No ano passado, Eudes chegou a comparecer em uma audiência e ser
reconhecido pelas vítimas. Ele mesmo afirmou que havia mentido e pediu
perdão ao irmão, que estava sendo injustiçado. Contudo a Justiça ainda
considerou isso insuficiente para soltar Eldis.
Somente na semana passada, na sexta-feira (6), foi concedido ao vaqueiro
Eldis Trajano da Silva um alvará de soltura. Ainda assim, de acordo com
a defesa, o alvará foi emitido com o nome errado, o do irmão. Ele
precisou passar o sábado o e domingo na cadeira para que o erro fosse
consertado nesta segunda. Os advogados agora vão acionar a Justiça para
requerer uma indenização.
"Caso complicado"
O juiz Henrique Baltazar, da Vara de Execuções penais, alega que o caso
Eldis é "muito complicado". "Foi um conjunto de fatores", afirma. Para
Baltazar, o fato de o próprio Eldis Trajano da Silva não portar
documentos e não saber informar a maneira como se escreve o próprio nome
pode ter confundido os policiais na hora do cumprimento do mandato.
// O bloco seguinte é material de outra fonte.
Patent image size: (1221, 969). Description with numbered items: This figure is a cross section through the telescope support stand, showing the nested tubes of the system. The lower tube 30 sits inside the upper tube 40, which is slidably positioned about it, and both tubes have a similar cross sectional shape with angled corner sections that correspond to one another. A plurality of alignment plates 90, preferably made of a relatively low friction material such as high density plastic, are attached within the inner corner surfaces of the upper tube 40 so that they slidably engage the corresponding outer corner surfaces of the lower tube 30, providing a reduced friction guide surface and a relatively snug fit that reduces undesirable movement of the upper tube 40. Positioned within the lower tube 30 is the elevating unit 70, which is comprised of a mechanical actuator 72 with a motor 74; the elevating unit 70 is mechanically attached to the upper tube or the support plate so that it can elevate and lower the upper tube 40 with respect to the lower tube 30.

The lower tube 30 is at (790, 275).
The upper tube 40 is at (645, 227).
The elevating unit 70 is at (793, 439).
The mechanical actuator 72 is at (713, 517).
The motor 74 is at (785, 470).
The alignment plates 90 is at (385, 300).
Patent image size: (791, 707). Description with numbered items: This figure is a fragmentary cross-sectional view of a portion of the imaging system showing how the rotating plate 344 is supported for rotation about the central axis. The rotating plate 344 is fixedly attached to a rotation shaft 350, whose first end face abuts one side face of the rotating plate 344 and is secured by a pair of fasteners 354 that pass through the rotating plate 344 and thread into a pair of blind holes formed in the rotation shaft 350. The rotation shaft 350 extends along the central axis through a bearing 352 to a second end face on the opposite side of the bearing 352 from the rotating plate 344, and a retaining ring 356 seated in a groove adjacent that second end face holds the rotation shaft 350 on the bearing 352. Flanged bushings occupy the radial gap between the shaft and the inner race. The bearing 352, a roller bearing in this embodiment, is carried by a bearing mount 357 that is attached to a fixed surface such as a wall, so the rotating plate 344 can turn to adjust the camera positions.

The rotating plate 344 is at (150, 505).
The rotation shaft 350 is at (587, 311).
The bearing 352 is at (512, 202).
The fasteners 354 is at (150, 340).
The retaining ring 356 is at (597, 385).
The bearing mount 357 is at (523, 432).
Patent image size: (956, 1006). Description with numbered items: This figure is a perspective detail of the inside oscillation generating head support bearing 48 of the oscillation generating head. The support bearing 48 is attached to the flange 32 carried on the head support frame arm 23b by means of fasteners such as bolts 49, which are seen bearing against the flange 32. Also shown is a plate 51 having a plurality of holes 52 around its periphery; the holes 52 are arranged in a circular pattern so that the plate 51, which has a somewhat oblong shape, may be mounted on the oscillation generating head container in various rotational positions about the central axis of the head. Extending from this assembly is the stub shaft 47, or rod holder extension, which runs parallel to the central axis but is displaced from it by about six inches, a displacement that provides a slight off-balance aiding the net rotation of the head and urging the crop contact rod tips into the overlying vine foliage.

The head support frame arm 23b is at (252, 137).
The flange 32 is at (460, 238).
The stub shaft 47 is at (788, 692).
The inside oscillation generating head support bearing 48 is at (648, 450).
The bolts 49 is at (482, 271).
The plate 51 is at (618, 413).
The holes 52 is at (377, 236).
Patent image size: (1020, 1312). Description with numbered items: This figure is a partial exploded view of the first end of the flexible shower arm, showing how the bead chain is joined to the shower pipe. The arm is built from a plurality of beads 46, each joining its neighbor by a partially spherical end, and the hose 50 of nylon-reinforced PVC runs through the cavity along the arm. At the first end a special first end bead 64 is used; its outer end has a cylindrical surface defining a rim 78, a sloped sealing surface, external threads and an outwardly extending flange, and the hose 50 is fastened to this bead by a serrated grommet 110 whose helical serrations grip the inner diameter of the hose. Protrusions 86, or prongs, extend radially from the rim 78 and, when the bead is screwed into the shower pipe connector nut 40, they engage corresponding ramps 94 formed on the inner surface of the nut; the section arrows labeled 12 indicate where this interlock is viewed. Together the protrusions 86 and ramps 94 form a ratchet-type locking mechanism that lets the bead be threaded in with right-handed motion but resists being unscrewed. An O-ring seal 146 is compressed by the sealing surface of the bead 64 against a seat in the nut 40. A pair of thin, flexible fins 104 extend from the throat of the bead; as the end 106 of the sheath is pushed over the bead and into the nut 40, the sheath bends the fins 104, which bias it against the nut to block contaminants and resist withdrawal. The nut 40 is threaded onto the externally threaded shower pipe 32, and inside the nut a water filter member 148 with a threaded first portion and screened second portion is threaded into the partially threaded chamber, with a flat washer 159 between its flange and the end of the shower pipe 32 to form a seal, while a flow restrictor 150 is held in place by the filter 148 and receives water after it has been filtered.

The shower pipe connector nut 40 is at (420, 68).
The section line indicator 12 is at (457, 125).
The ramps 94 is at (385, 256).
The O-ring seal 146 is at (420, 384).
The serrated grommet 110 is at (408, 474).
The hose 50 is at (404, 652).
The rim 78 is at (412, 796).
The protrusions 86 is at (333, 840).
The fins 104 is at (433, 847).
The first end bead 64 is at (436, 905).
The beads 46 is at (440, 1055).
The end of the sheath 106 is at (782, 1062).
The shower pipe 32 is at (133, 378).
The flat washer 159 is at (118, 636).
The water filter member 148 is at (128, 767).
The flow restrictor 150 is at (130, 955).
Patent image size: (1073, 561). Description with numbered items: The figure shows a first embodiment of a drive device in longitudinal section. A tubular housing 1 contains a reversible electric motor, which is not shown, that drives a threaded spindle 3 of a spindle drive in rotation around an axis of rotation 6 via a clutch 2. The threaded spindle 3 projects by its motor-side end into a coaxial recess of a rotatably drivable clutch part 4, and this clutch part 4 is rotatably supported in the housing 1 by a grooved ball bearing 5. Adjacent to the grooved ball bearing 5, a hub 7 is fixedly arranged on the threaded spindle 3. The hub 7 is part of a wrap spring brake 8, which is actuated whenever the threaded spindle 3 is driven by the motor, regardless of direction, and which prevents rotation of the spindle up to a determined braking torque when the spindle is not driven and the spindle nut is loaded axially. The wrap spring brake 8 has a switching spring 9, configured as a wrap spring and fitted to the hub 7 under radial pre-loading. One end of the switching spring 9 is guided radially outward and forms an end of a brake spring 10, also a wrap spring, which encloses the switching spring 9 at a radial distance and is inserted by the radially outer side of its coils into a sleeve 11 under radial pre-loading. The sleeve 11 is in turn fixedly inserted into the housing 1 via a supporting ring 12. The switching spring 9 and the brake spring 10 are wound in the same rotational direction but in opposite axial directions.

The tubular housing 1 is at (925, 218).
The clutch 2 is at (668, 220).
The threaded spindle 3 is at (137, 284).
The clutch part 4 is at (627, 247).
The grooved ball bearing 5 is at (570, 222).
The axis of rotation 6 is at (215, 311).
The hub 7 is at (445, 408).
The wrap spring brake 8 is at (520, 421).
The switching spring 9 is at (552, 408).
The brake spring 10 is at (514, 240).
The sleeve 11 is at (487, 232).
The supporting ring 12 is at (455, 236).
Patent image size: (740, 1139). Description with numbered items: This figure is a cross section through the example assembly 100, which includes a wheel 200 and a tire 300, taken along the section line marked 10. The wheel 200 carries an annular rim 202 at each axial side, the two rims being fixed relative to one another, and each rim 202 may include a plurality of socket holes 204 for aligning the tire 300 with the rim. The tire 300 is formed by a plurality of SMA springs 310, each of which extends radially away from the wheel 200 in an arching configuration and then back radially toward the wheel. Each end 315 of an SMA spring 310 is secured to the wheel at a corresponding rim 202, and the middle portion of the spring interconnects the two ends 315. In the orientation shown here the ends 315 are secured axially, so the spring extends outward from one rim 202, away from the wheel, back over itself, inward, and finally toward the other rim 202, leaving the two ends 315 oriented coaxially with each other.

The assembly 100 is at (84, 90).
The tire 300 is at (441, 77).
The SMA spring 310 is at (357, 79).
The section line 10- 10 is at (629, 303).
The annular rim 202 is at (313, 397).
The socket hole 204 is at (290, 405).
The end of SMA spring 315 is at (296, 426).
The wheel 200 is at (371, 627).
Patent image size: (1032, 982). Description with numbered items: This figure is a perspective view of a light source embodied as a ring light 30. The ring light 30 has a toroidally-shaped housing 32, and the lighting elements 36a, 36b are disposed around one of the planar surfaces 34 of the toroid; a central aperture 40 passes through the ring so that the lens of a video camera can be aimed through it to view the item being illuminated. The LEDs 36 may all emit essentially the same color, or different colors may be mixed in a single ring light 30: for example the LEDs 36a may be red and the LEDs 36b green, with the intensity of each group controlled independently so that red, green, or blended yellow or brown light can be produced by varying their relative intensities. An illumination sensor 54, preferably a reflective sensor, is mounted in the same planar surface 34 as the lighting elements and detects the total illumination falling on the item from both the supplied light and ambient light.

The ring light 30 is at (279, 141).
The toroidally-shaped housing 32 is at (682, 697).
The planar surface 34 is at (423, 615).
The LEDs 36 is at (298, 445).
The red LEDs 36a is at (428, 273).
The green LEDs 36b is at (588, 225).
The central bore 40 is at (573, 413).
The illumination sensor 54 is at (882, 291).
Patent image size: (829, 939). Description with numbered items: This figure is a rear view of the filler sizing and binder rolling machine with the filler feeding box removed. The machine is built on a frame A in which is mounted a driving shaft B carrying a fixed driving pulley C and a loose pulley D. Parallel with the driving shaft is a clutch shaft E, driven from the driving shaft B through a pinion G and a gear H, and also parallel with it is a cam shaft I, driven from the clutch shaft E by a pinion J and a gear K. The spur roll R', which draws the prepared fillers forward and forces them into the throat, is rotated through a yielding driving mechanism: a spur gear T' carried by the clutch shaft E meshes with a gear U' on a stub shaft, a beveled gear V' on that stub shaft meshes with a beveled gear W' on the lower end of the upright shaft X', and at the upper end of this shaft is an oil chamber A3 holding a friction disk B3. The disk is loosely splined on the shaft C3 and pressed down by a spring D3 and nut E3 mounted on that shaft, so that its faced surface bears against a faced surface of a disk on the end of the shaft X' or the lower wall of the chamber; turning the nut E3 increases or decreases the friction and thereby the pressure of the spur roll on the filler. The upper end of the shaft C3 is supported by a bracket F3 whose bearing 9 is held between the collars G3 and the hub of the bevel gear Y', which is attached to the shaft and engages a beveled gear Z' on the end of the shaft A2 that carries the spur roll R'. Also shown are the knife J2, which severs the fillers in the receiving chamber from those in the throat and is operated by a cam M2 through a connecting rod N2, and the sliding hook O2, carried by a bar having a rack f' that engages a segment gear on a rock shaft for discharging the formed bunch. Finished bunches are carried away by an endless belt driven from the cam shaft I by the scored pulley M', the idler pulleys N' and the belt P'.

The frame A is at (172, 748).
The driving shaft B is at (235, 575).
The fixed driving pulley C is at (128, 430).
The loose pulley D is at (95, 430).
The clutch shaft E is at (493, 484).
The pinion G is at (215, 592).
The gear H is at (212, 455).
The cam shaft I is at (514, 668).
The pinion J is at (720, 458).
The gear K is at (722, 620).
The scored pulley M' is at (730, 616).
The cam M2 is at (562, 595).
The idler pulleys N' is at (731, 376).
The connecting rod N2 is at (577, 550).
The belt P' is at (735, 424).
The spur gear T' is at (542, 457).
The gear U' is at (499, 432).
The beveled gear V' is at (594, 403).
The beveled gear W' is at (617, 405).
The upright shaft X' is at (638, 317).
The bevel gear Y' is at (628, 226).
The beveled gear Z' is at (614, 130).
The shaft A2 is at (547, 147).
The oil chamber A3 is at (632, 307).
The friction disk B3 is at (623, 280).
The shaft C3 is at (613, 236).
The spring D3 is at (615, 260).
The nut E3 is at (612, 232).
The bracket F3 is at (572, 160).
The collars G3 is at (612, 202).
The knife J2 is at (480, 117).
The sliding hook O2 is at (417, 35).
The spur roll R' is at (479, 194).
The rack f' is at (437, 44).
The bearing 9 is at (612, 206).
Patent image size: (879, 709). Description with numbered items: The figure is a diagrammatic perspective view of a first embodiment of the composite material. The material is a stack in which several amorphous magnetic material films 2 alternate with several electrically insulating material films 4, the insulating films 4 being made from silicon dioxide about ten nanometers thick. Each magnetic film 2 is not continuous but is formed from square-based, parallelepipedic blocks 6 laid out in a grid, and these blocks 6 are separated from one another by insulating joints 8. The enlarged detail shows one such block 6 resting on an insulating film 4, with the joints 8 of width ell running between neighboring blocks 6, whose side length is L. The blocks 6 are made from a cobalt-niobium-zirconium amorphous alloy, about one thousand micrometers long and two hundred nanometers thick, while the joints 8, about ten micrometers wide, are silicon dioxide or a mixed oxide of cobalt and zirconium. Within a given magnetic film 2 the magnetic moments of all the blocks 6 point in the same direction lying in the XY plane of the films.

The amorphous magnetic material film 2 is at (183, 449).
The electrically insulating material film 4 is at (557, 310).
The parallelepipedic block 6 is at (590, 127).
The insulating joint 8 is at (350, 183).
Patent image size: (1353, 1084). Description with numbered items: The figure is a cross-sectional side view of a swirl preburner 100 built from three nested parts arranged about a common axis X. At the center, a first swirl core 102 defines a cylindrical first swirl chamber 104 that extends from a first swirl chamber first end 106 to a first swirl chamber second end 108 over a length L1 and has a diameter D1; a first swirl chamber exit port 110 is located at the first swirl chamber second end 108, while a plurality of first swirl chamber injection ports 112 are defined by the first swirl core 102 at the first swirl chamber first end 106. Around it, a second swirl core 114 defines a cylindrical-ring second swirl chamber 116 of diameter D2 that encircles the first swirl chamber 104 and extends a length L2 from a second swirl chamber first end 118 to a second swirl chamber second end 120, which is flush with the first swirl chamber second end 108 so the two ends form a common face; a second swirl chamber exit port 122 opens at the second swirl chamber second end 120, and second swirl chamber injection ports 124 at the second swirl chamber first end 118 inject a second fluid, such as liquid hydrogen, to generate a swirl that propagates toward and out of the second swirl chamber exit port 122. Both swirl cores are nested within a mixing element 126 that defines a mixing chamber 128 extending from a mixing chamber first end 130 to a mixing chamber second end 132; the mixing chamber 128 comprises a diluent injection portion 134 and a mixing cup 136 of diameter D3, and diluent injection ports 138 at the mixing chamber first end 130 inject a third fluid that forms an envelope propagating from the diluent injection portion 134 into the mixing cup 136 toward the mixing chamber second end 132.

Além disso, o magistrado alega que a demora para a resolução da situação
do inocente se deu porque, no início, quem soube dos fatos "talvez não
tenha diligenciado". "Há uma informação nos autos de que o diretor da
PEP desconfiou da situação. Essa informação chegou depois lá no fórum e
não sei o motivo pelo qual ninguém resolveu fazer alguma coisa".
Henrique Baltazar diz ainda que as dificuldades estruturais enfrentadas à
época pelo Instituto Técnico-Científico de Perícia do Rio Grande do
Norte (Itep) tornaram moroso o processo de reconhecimento. "Quando
finalmente isso chegou para mim, eu busquei o Itep para fazer uma
investigação quanto as impressões digitais, para saber realmente quem
era a pessoa. E o Itep não tinha condições de fazer, foi numa época que
estava sem perito suficiente e o Itep demorou muito a esclarecer essa
situação", relata.
"Havia dúvidas se ele estava falando a verdade, ou não. Era um caso
complicado, mesmo, de resolver, porque o próprio preso não sabia seus
dados. Quando a advogada chegou contando essa história, resolvi ir atrás
de diligenciar, para tentar descobrir e cheguei a essa interpretação".